Dijelaskan Bambang, dalam hal ini Direktorat Jenderal Pajak (DJP) akan berusaha menutupi pengurangan penerimaan pajak dari PPh migas. Namun strategi apa yang akan ditempuh, diakui Bambang masih dalam kajian. Tapi, kenaikan tarif pajak tidak menjadi bagian dari strategi yang akan ditempuh oleh DJP.

“Pajak ingin cover itu (penurunan PPh migas). Caranya bukan dengan menaikkan tarif pajak.

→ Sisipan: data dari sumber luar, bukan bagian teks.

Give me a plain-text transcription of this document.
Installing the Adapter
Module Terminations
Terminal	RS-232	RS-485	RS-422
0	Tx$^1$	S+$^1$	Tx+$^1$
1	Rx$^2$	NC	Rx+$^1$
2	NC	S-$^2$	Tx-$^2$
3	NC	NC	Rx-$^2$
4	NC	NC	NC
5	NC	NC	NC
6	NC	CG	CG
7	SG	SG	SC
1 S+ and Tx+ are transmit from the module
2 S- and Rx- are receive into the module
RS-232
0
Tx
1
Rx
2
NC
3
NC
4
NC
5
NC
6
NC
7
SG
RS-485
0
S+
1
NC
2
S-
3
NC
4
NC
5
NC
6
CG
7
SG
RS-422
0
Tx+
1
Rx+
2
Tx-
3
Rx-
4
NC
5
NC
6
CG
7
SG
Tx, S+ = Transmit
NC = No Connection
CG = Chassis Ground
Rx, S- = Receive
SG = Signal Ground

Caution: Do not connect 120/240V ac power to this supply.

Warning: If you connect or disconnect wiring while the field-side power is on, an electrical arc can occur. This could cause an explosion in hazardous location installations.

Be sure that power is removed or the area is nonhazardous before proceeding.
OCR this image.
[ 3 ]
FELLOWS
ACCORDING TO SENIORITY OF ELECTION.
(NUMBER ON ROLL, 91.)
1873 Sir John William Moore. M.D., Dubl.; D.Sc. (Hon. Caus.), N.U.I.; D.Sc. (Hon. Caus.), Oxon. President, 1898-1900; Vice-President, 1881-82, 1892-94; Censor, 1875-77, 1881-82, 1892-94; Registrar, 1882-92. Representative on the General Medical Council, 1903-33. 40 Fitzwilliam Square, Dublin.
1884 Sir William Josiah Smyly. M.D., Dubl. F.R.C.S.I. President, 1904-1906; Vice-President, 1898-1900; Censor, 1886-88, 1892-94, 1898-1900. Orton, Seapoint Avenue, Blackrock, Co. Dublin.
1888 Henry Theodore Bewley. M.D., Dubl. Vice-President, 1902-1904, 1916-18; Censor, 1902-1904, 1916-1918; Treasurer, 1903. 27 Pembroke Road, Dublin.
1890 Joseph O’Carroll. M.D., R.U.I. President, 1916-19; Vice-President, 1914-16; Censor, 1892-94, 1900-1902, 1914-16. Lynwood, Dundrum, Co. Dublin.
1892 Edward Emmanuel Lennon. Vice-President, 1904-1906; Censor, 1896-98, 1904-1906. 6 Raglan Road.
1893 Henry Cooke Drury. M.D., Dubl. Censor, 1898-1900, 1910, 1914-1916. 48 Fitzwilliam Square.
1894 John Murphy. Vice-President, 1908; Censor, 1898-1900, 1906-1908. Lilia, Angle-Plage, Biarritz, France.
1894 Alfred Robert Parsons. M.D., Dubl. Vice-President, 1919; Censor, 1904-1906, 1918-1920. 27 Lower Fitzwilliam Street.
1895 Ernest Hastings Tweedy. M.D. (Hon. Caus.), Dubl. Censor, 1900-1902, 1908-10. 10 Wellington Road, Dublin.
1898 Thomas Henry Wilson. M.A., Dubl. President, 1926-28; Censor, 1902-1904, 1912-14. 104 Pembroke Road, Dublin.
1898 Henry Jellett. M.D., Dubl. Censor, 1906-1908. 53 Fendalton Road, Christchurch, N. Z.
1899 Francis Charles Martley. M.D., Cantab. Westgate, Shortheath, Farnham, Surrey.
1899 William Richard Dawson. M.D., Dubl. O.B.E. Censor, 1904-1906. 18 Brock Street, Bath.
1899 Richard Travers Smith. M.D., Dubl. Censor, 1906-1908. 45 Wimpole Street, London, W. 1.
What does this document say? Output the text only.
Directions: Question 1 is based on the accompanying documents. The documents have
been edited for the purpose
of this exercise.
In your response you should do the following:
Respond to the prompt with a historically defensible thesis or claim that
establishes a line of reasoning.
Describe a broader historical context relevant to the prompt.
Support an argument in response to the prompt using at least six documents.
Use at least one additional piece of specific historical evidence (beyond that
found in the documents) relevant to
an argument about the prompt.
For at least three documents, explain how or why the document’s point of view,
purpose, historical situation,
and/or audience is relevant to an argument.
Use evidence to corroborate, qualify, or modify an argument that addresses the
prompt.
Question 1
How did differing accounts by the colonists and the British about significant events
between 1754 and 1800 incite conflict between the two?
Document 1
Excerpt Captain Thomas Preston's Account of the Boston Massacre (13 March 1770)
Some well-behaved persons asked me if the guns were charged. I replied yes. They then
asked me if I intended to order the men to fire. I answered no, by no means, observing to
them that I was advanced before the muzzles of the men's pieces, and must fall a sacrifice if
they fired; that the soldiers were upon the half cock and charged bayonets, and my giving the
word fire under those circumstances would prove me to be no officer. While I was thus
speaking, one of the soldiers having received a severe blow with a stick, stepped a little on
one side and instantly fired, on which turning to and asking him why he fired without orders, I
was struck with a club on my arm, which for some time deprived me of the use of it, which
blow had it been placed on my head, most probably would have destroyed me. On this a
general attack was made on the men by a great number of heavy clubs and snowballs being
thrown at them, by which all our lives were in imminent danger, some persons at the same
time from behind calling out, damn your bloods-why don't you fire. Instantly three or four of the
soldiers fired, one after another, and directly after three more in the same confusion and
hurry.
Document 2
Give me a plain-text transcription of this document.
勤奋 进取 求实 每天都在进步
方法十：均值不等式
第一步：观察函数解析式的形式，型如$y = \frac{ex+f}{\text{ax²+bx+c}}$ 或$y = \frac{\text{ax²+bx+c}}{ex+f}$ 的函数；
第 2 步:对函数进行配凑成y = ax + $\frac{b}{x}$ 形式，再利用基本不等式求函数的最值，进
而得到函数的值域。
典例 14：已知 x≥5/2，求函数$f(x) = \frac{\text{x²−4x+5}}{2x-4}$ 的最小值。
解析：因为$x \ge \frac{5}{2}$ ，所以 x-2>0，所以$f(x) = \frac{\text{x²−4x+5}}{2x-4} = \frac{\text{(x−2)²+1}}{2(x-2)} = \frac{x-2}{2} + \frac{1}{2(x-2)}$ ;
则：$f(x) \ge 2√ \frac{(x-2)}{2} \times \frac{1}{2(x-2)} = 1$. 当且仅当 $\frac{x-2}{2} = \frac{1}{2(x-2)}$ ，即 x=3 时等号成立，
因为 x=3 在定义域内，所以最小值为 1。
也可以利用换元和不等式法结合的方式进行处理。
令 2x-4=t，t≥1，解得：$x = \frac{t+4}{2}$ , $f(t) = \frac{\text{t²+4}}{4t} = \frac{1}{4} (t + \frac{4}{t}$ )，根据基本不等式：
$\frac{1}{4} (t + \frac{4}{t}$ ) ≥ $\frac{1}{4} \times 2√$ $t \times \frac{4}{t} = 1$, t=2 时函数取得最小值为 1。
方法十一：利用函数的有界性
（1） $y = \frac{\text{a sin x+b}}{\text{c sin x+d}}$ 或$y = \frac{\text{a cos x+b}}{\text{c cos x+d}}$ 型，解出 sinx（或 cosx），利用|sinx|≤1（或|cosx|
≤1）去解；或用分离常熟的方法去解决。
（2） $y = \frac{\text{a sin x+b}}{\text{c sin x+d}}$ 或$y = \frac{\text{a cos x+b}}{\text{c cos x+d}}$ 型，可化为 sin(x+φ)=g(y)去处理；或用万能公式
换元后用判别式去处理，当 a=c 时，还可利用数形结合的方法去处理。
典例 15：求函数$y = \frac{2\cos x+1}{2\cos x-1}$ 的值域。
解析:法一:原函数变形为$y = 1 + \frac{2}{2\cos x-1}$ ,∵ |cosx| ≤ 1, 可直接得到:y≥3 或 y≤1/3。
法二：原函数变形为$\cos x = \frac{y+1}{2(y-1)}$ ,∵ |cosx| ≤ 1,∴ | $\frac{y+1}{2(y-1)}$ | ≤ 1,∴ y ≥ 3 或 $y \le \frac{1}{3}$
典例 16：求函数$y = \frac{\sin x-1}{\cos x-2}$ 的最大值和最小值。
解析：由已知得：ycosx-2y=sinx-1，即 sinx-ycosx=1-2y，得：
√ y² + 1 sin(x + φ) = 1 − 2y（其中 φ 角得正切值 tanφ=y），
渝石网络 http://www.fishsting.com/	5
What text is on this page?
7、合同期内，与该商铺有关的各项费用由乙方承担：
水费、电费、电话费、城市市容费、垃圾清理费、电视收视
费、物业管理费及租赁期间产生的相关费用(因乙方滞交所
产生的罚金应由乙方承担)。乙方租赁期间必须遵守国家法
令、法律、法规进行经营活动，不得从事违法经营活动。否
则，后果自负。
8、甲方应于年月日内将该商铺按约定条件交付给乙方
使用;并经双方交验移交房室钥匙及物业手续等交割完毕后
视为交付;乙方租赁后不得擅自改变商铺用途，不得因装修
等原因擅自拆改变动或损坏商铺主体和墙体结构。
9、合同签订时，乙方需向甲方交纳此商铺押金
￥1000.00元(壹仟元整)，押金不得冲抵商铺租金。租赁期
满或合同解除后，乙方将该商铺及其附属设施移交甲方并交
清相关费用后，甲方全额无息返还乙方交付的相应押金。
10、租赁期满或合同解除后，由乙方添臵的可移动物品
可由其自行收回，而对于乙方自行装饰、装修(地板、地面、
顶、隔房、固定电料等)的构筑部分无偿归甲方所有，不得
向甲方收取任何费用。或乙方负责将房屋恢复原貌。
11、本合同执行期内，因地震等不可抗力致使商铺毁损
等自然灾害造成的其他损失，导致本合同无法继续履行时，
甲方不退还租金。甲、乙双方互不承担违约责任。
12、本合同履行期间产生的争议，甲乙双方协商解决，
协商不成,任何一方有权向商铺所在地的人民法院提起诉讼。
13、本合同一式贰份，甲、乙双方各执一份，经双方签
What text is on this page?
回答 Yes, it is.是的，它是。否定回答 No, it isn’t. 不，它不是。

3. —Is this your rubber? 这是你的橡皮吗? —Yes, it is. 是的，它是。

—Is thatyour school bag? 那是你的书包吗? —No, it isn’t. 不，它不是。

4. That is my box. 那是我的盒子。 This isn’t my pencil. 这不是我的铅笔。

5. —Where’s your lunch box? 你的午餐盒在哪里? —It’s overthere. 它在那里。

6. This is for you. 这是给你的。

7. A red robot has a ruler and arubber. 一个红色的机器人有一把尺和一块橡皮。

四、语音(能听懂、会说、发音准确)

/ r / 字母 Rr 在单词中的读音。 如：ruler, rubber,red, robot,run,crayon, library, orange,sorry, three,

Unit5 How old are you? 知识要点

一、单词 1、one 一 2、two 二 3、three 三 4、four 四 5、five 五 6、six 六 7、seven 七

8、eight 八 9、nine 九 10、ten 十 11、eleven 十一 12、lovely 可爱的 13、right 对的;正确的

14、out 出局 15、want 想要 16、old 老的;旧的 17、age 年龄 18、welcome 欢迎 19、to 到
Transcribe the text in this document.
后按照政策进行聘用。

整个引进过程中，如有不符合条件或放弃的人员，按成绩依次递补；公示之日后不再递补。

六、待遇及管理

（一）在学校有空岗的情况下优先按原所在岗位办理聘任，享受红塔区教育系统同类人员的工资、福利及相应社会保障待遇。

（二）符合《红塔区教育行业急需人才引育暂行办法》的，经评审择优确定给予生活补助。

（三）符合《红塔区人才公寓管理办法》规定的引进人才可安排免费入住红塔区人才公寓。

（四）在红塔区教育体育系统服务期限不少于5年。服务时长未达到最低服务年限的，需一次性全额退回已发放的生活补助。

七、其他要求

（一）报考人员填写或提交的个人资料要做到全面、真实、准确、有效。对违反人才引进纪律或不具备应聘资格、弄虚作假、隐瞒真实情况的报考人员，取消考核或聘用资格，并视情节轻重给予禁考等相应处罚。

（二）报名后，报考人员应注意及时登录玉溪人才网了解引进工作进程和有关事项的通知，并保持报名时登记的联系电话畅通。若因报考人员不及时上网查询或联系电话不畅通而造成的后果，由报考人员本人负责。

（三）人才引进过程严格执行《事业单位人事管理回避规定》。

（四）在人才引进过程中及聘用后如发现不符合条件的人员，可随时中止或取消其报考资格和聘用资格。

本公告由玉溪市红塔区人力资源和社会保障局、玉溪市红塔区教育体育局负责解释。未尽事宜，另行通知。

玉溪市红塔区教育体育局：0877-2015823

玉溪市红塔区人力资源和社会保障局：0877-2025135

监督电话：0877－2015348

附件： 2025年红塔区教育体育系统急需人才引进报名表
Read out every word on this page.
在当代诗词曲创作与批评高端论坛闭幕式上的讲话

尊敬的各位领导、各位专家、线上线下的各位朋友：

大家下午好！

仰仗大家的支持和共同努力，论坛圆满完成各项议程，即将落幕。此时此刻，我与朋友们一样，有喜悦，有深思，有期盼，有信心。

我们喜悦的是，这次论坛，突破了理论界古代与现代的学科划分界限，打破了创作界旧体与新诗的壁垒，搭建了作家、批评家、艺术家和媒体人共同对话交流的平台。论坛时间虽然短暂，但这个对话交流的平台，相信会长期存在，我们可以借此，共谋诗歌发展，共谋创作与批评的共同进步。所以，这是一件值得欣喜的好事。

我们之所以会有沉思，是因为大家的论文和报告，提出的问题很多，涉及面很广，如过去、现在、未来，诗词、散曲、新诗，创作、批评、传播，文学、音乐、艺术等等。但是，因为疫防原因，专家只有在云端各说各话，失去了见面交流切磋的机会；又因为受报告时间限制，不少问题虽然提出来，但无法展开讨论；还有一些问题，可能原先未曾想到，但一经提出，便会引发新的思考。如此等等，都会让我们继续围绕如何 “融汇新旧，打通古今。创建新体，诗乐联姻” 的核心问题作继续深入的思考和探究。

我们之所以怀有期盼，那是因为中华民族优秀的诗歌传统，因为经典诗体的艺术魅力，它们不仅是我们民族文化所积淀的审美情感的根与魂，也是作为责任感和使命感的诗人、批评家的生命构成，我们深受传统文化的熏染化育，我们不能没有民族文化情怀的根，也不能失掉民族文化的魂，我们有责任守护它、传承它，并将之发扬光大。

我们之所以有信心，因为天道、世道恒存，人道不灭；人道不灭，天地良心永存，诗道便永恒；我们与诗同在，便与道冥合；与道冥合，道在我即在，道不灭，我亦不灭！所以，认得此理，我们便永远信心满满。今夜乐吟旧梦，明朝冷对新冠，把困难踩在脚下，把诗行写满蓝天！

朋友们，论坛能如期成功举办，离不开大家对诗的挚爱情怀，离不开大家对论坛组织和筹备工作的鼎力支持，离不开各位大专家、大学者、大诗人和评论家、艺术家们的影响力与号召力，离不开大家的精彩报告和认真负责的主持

Kalau PPh migas kurang, tidak ada kompensasi,” tegasnya.

Strategi-strategi tersebut memang sudah sepatutnya menjadi kajian dari Kemenkeu dan DJP. Mengingat, beberapa tahun belakangan DJP tak pernah mencapai target penerimaan pajak sesuai dengan APBN. Untuk realisasi 2014 per 31 Desember 2014, penerimaan pajak tercatat Rp1.143,3 triliun. Padahal target penerimaan pajak sesuai dengan APBNP adalah sebesar Rp1.633,1 triliun.

Menurut Bambang, memang hampir semua jenis penerimaan perpajakan lebih rendah dari target. Hal tersebut disebabkan karena melambatnya pertumbuhan ekonomi pada sektor industri pengolahan dan sektor pertambangan, adanya pelemahan impor dan penurunan harga Crude Palm Oil (CPO) di pasar internasional. “Penerimaan yang kinerjanya lebih baik di tahun lalu adalan PBB dan pajak lainnya,” ujar Bambang.

Untuk pertumbuhan ekonomi, realisasi tahun 2014 hanya sebesar 5,1 persen. Target dalam APBNP adalah 5,5 persen.

Sebelumnya, pengamat perpajakan Darussalam berpendapat tidak tercapainya target pajak antara lain karena Dirjen Pajak yang tidak memahami soal perpajakan secara menyeluruh. Situasi ini pada akhirnya akan menimbulkan sengketa perpajakan. Jumah sengketa pajak yang masuk ke Pengadilan Pajak bisa menjadi indikatornya.

Pencapaian target pajak tentu menjadi tantangan bagi Dirjen Pajak baru. Saat ini proses seleksi Dirjen Pajak masih berjalan. Untuk itu Darussalam berharap agar pemimpin DJP mendatang berasal dari internal DJP. Kalaupun dari eksternal, Darussalam mensyaratkan kandidatnya harus memiliki pemahaman di bidang perpajakan.

Selain itu, Dirjen Pajak terpilih diharapkan dapat membenahi kondisi internal DJP. Kondisi dimaksud adalah kapasitas DJP saat ini berbanding terbalik dengan potensi pajak yang sangat besar. Jika tak ada perbaikan kapasitas, Darussalam sangsi target pajak akan tercapai.

Pengamat perpajakan Rony Bako justru mengkritisi sistem APBN yang digunakan saat ini. Ia berpendapat siapapun yang nanti akan terpilih manjadi Dirjen Pajak, pencapaian target pajak dipastikan akan terganggu karena sisi penerimaan harus menyesuaikan dengan sisi pengeluaran, bukan sebaliknya. “Siapapun Dirjen Pajaknya, kalau APBN digabung seperti sekarang, pasti akan terganggu di sisi penerimaan,” kata Rony.

Sementara itu, sistem APBN yang dipisah antara penerimaan dan pengeluarkan tidak mengganggu sisi penerimaan karena tak ada APBN Perubahan. Anggaran pengeluaran yang sudah diatur akan dipakai hingga masa anggaran selesai sehingga sisi penerimaan menjadi tak terganggu. Sistem ini pernah digunakan oleh Indonesia dari tahun 1946-1967.

“Jadi sistem APBN sekarang ini tidak saling melengkapi. Jika letak persoalannya di sana, berani tidak mengubah sistem APBN sekarang?” pungkasnya.